= World Badminton Federation =

Defunct badminton organization

The World Badminton Federation was a former badminton organization, it was founded in February 1978 and ceased its operation on May 26, 1981, after it merged with the International Badminton Federation (now known as Badminton World Federation or BWF).

==History==
===Establishment===
The World Badminton Federation was established as a result of the dissatisfaction of some badminton nations, led by then non-IBF member China, with the policies of the International Badminton Federation, the governing body of international badminton formed in the 1930s. The two main issues were the IBF's acceptance of Taiwan (ROC) as a national organization, and its refusal to dismiss the South African association due to the apartheid policies of the then South African government.

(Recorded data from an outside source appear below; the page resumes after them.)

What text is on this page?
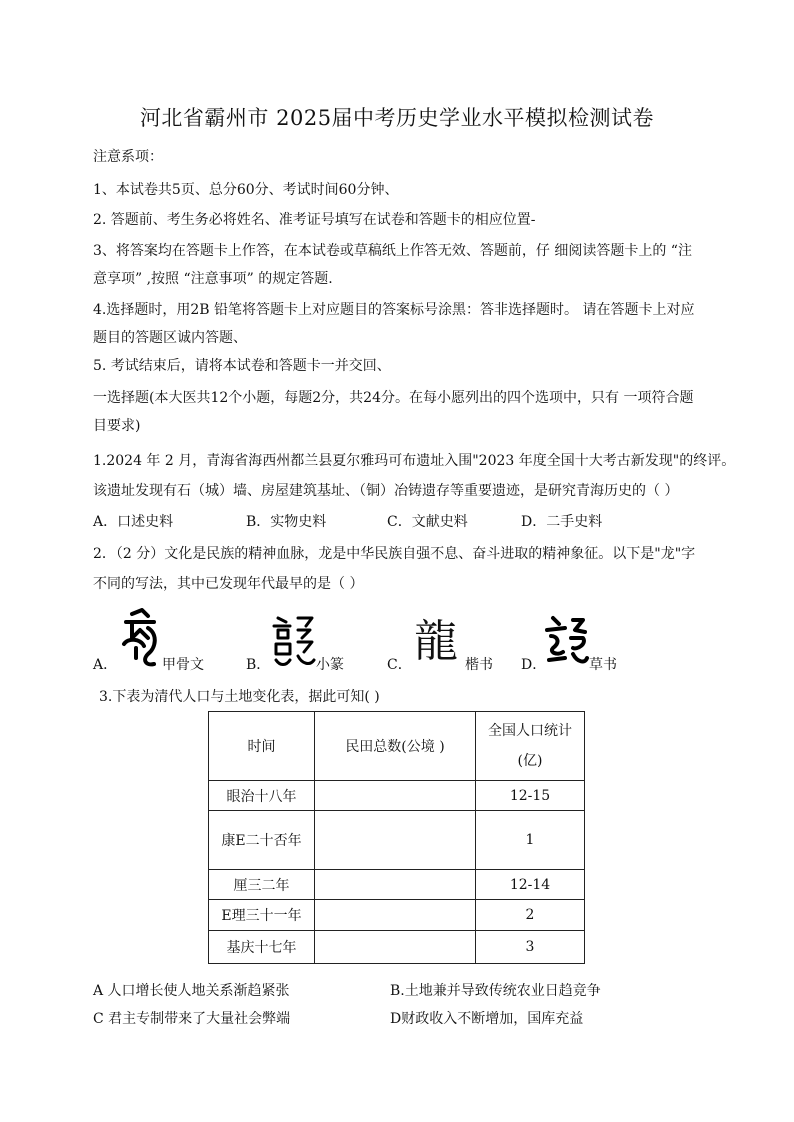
河北省霸州市 2025届中考历史学业水平模拟检测试卷
注意系项：
1、本试卷共5页、总分60分、考试时间60分钟、
2. 答题前、考生务必将姓名、准考证号填写在试卷和答题卡的相应位置-
3、将答案均在答题卡上作答，在本试卷或草稿纸上作答无效、答题前，仔 细阅读答题卡上的 “注
意享项” ,按照 “注意事项” 的规定答题.
4.选择题时，用2B 铅笔将答题卡上对应题目的答案标号涂黑：答非选择题时。 请在答题卡上对应
题目的答题区诚内答题、
5. 考试结束后，请将本试卷和答题卡一并交回、
一选择题(本大医共12个小题，每题2分，共24分。在每小愿列出的四个选项中，只有 一项符合题
目要求)
1.2024 年 2 月，青海省海西州都兰县夏尔雅玛可布遗址入围"2023 年度全国十大考古新发现"的终评。
该遗址发现有石（城）墙、房屋建筑基址、（铜）冶铸遗存等重要遗迹，是研究青海历史的（ ）
A．口述史料	B．实物史料	C．文献史料	D．二手史料
2．（2 分）文化是民族的精神血脉，龙是中华民族自强不息、奋斗进取的精神象征。以下是"龙"字
不同的写法，其中已发现年代最早的是（ ）
A．	甲骨文	B．	小篆	C． 龍 楷书 D．	草书
3.下表为清代人口与土地变化表，据此可知( )
时间	民田总数(公境 )	全国人口统计
(亿)

眼治十八年		12-15
康E二十否年		1
厘三二年		12-14
E理三十一年		2
基庆十七年		3
A 人口增长使人地关系渐趋紧张	B.土地兼并导致传统农业日趋竞争
C 君主专制带来了大量社会弊端	D财政收入不断增加，国库充益
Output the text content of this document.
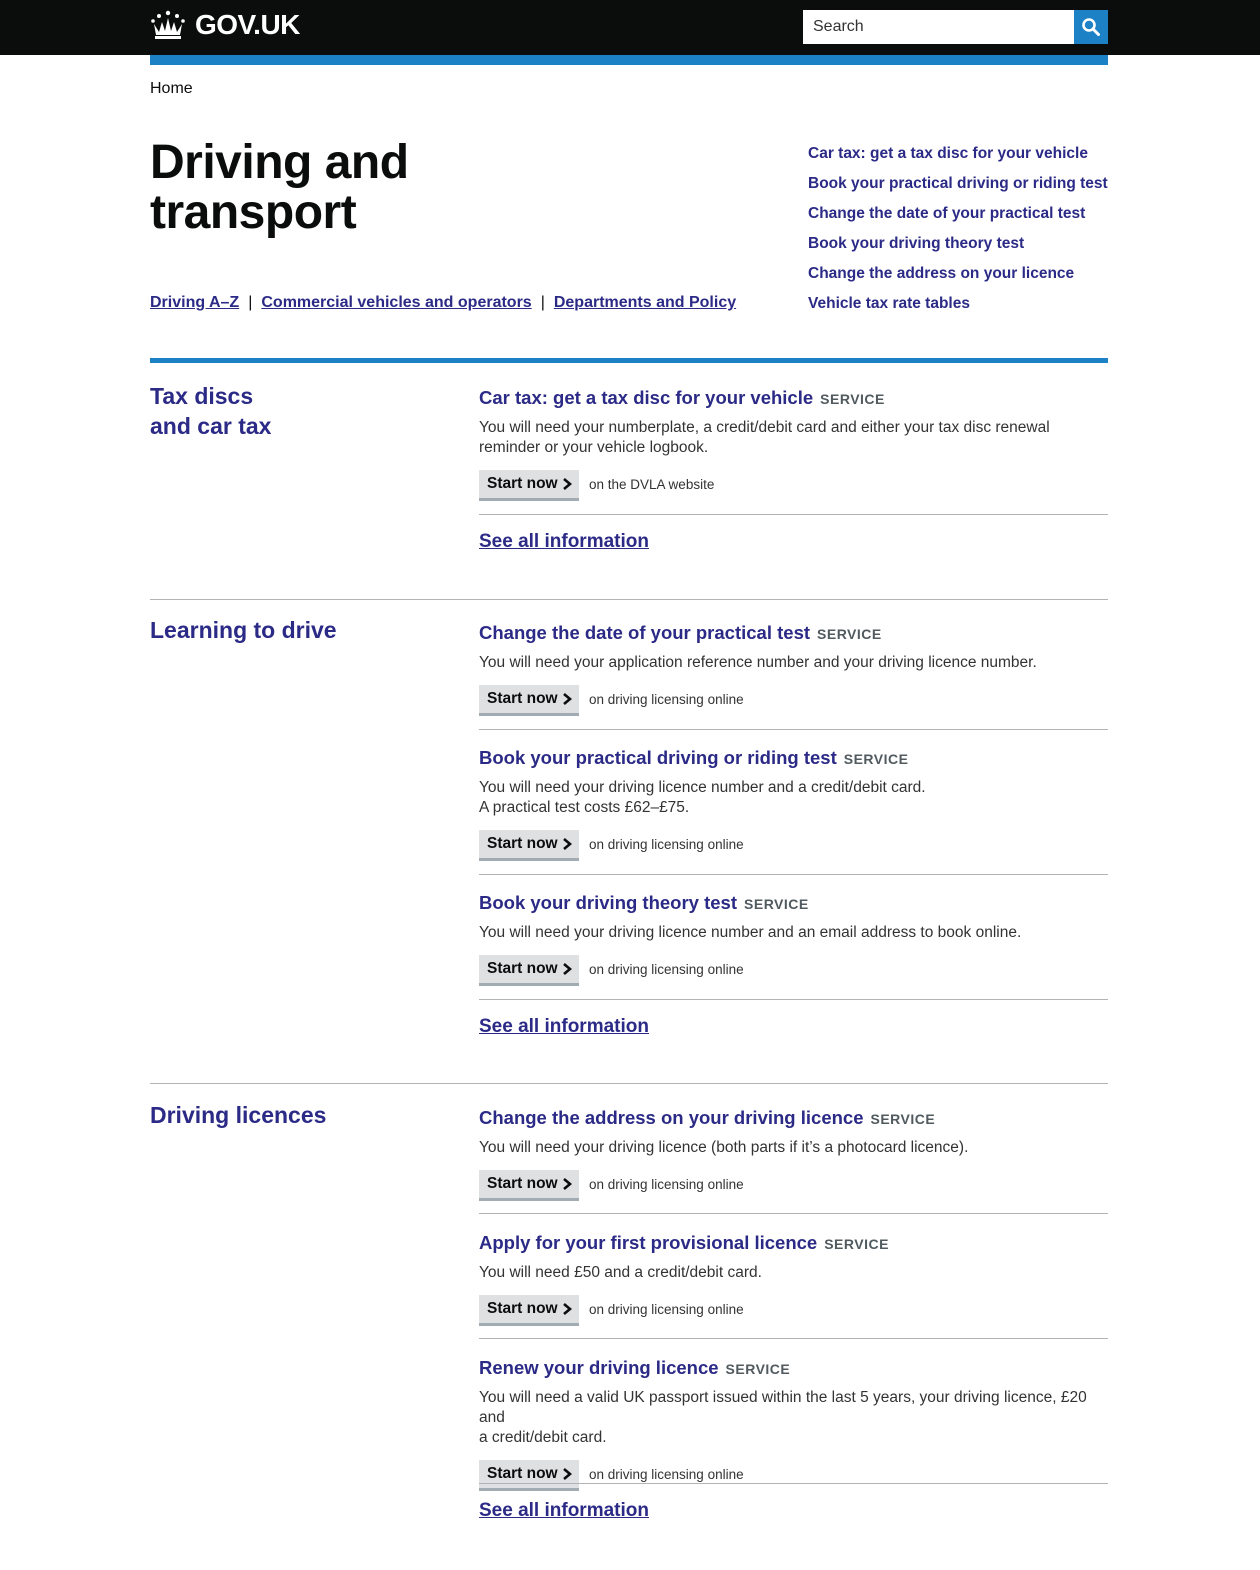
GOV.UK
Search
Home
Driving and transport
Driving A–Z | Commercial vehicles and operators | Departments and Policy
Car tax: get a tax disc for your vehicle
Book your practical driving or riding test
Change the date of your practical test
Book your driving theory test
Change the address on your licence
Vehicle tax rate tables
Tax discs
and car tax
Car tax: get a tax disc for your vehicle SERVICE

You will need your numberplate, a credit/debit card and either your tax disc renewal
reminder or your vehicle logbook.

Start now on the DVLA website
See all information
Learning to drive	Change the date of your practical test SERVICE

You will need your application reference number and your driving licence number.

Start now on driving licensing online
Book your practical driving or riding test SERVICE

You will need your driving licence number and a credit/debit card.
A practical test costs £62–£75.

Start now on driving licensing online
Book your driving theory test SERVICE

You will need your driving licence number and an email address to book online.

Start now on driving licensing online
See all information
Driving licences	Change the address on your driving licence SERVICE

You will need your driving licence (both parts if it’s a photocard licence).

Start now on driving licensing online
Apply for your first provisional licence SERVICE

You will need £50 and a credit/debit card.

Start now on driving licensing online
Renew your driving licence SERVICE

You will need a valid UK passport issued within the last 5 years, your driving licence, £20 and
a credit/debit card.

Start now on driving licensing online
See all information
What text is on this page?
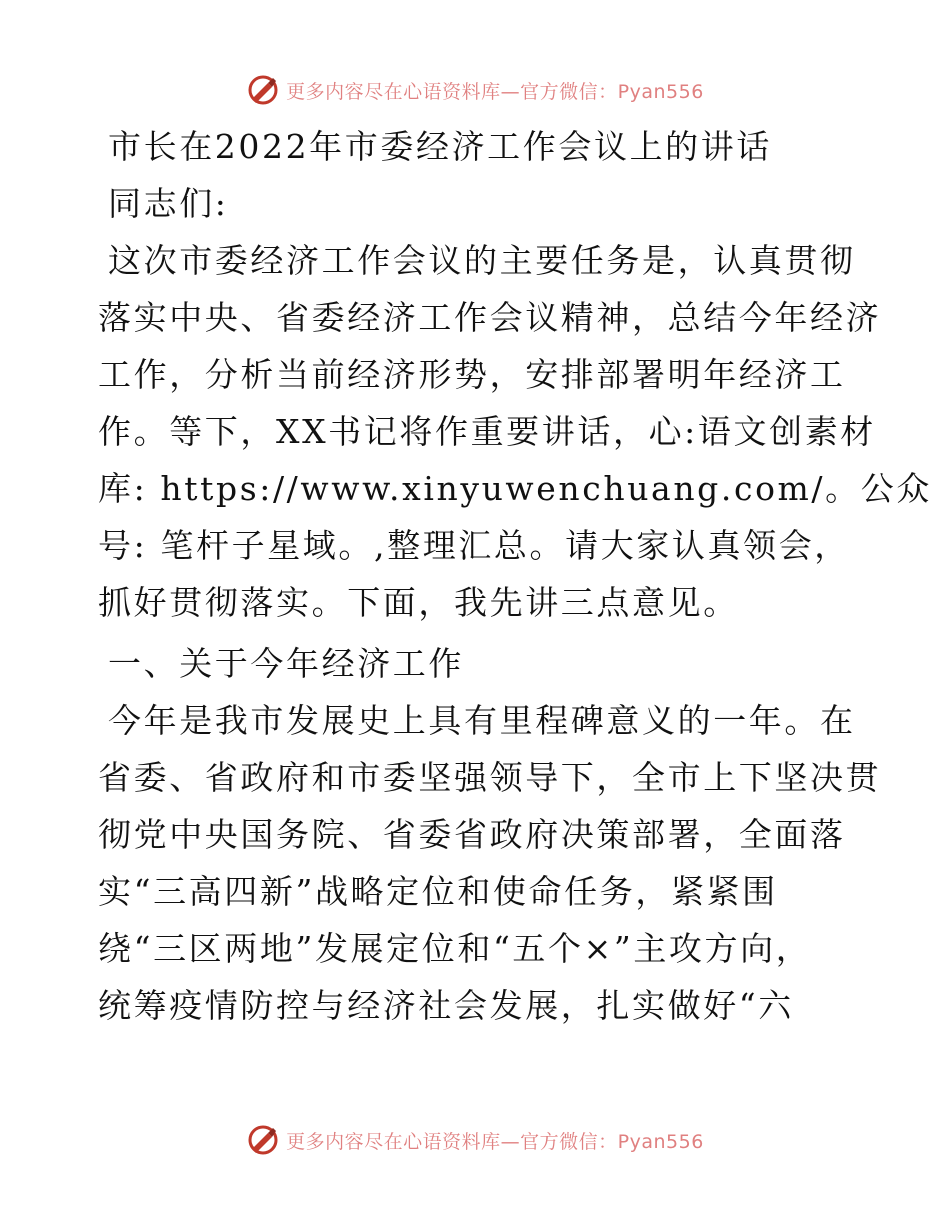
更多内容尽在心语资料库—官方微信：Pyan556

市长在2022年市委经济工作会议上的讲话

同志们:

这次市委经济工作会议的主要任务是，认真贯彻

落实中央、省委经济工作会议精神，总结今年经济

工作，分析当前经济形势，安排部署明年经济工

作。等下，XX书记将作重要讲话，心:语文创素材

库: https://www.xinyuwenchuang.com/。公众

号: 笔杆子星域。,整理汇总。请大家认真领会，

抓好贯彻落实。下面，我先讲三点意见。

一、关于今年经济工作

今年是我市发展史上具有里程碑意义的一年。在

省委、省政府和市委坚强领导下，全市上下坚决贯

彻党中央国务院、省委省政府决策部署，全面落

实“三高四新”战略定位和使命任务，紧紧围

绕“三区两地”发展定位和“五个×”主攻方向，

统筹疫情防控与经济社会发展，扎实做好“六

更多内容尽在心语资料库—官方微信：Pyan556
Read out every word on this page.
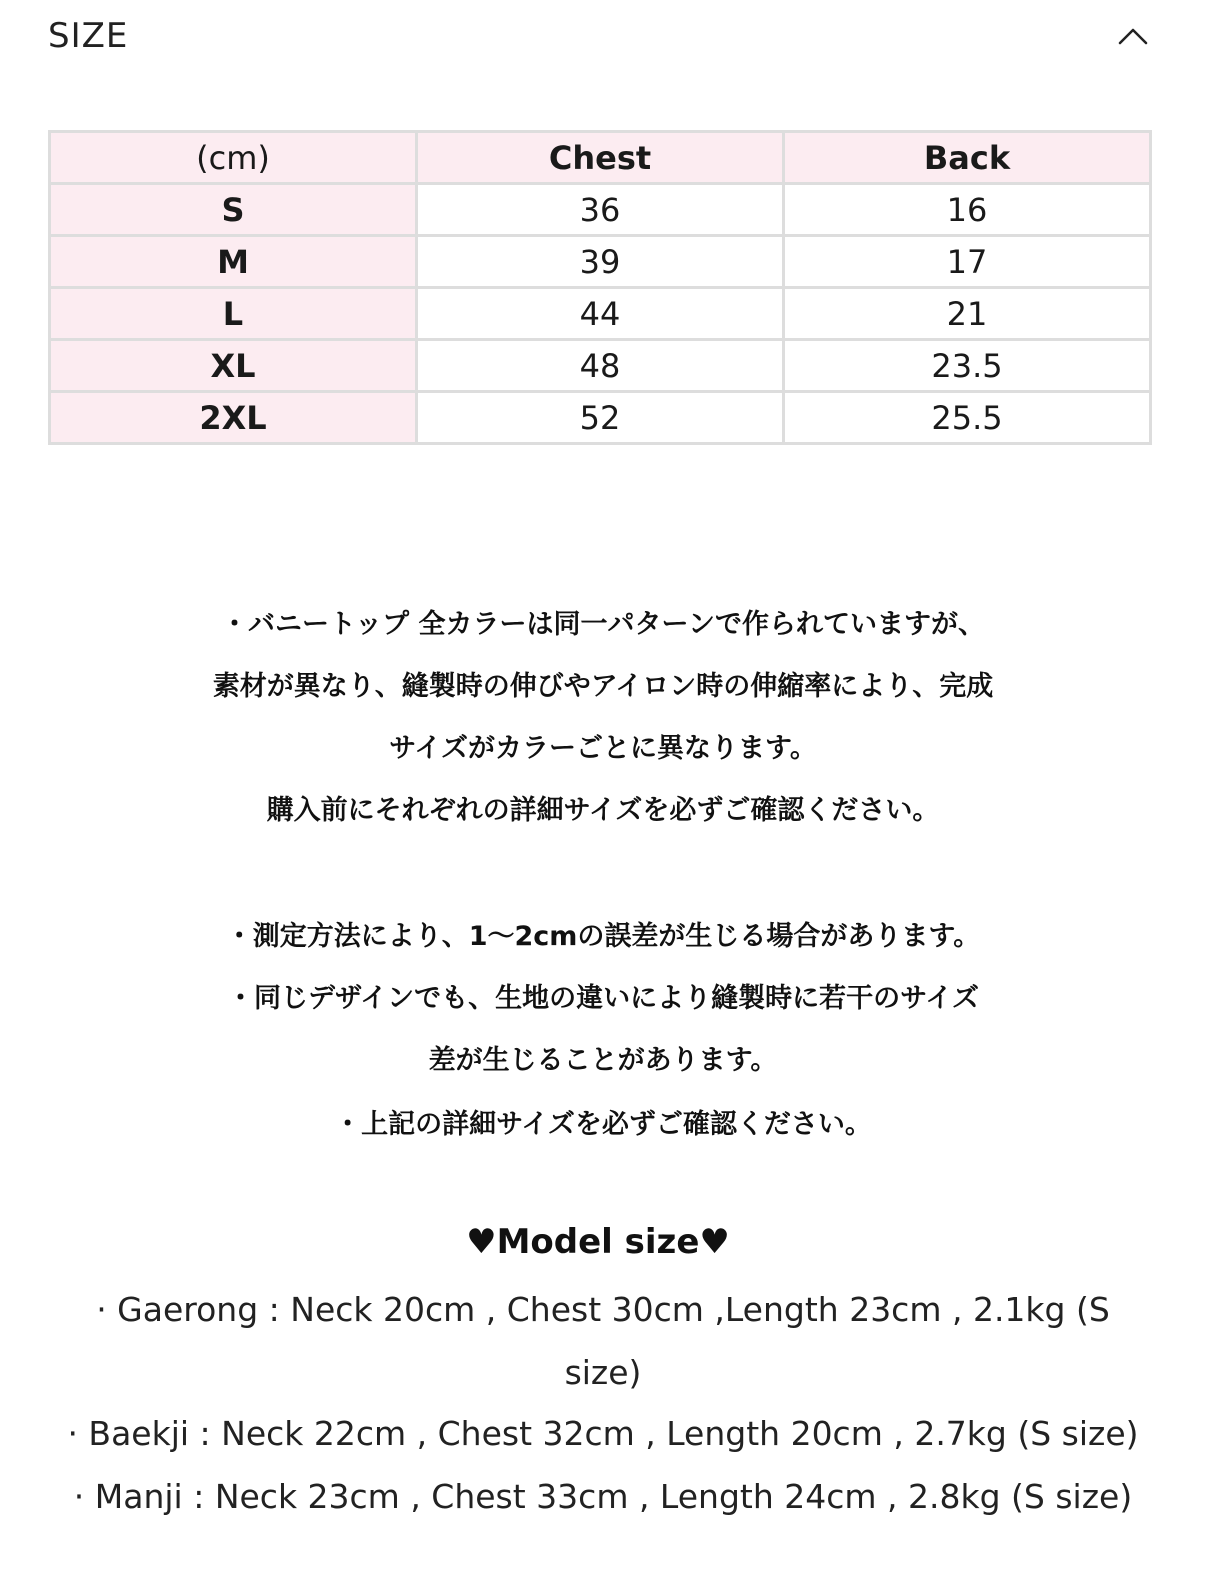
SIZE
(cm)	Chest	Back
S	36	16
M	39	17
L	44	21
XL	48	23.5
2XL	52	25.5
・バニートップ 全カラーは同一パターンで作られていますが、
素材が異なり、縫製時の伸びやアイロン時の伸縮率により、完成
サイズがカラーごとに異なります。
購入前にそれぞれの詳細サイズを必ずご確認ください。
・測定方法により、1〜2cmの誤差が生じる場合があります。
・同じデザインでも、生地の違いにより縫製時に若干のサイズ
差が生じることがあります。
・上記の詳細サイズを必ずご確認ください。
♥Model size♥
· Gaerong : Neck 20cm , Chest 30cm ,Length 23cm , 2.1kg (S size)
· Baekji : Neck 22cm , Chest 32cm , Length 20cm , 2.7kg (S size)
· Manji : Neck 23cm , Chest 33cm , Length 24cm , 2.8kg (S size)
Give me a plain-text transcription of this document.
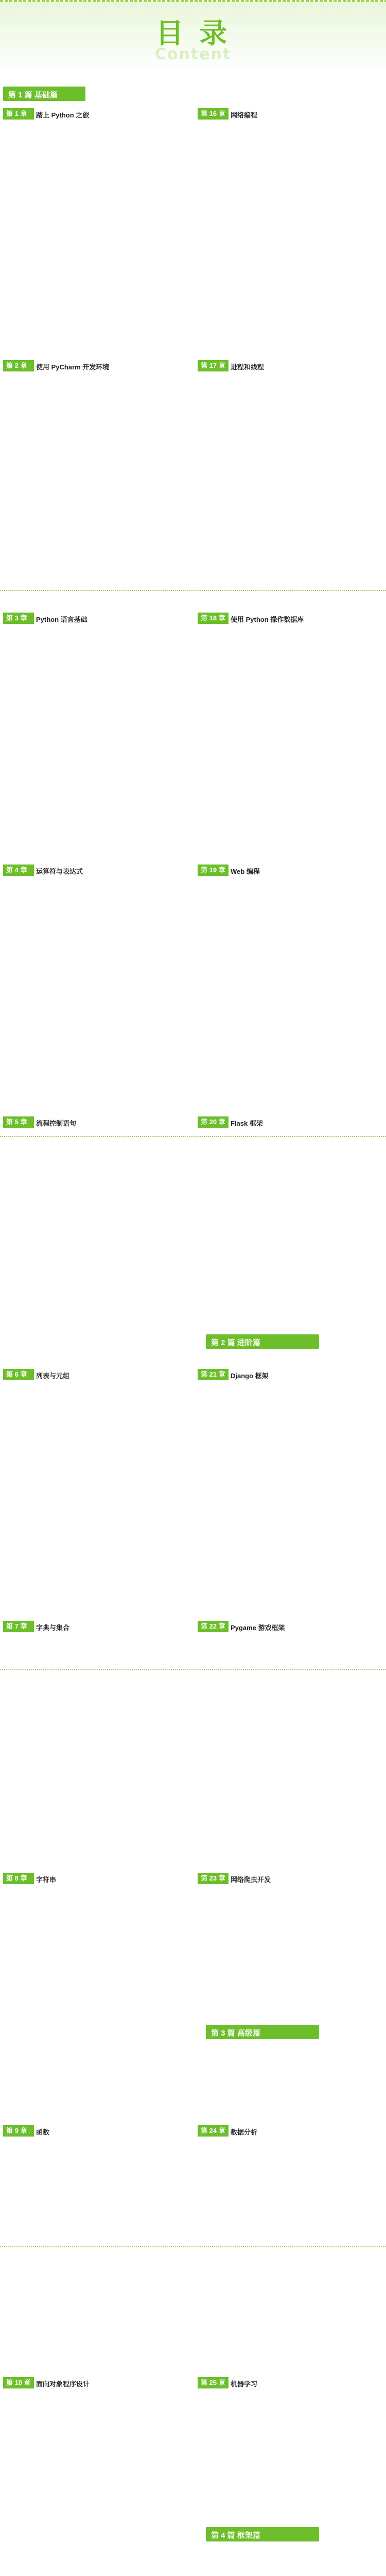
目 录
Content
第 1 篇 基础篇
第 2 篇 进阶篇
第 3 篇 高级篇
第 4 篇 框架篇
第 1 章	踏上 Python 之旅
第 2 章	使用 PyCharm 开发环境
第 3 章	Python 语言基础
第 4 章	运算符与表达式
第 5 章	流程控制语句
第 6 章	列表与元组
第 7 章	字典与集合
第 8 章	字符串
第 9 章	函数
第 10 章 面向对象程序设计
第 16 章 网络编程
第 17 章 进程和线程
第 18 章 使用 Python 操作数据库
第 19 章 Web 编程
第 20 章 Flask 框架
第 21 章 Django 框架
第 22 章 Pygame 游戏框架
第 23 章 网络爬虫开发
第 24 章 数据分析
第 25 章 机器学习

Conferences called by the Asian Badminton Confederation (now known as the Badminton Asia Confederation) were held in September and November 1977 which resulted in the withdrawal of the African Badminton Union (now Badminton Confederation of Africa) from the IBF. The founding of the World Badminton Federation was officially proclaimed at a third conference held in Hong Kong in February 1978. Twenty-two nations and regions, nearly all from Asia or Africa joined the federation: Bangladesh, Brunei, China, Ghana, Guyana, Hong Kong, India, Iran, Kenya, Malaysia, Mauritius, Nepal, Nigeria, North Korea, Pakistan, Philippines, Singapore, South Korea, Sri Lanka, Tanzania, Thailand and Zambia. Austria, France, Mexico (on behalf of the Pan American Badminton Confederation), Sweden, West Germany and Yugoslavia sent non-voting observers to attend the conference.

During its establishment, the World Badminton Federation organized two editions of its own World Championship, one held in Bangkok in 1978, the other in Hangzhou in 1979.

===Union===
The union with the International Badminton Federation was brought into being following the decision of Taiwan to change the name of its organization to the Chinese Taipei Badminton Association and a promise from South African Badminton Union not to participate in the Thomas and Uber Cups or IBF World Championships. Relatively minor changes in voting rules were also approved.

In March 1981, a special conference was held with the voting result of 57 to 4 in support of unification. On May 26, 1981, the World Badminton Federation officially united with International Badminton Federation.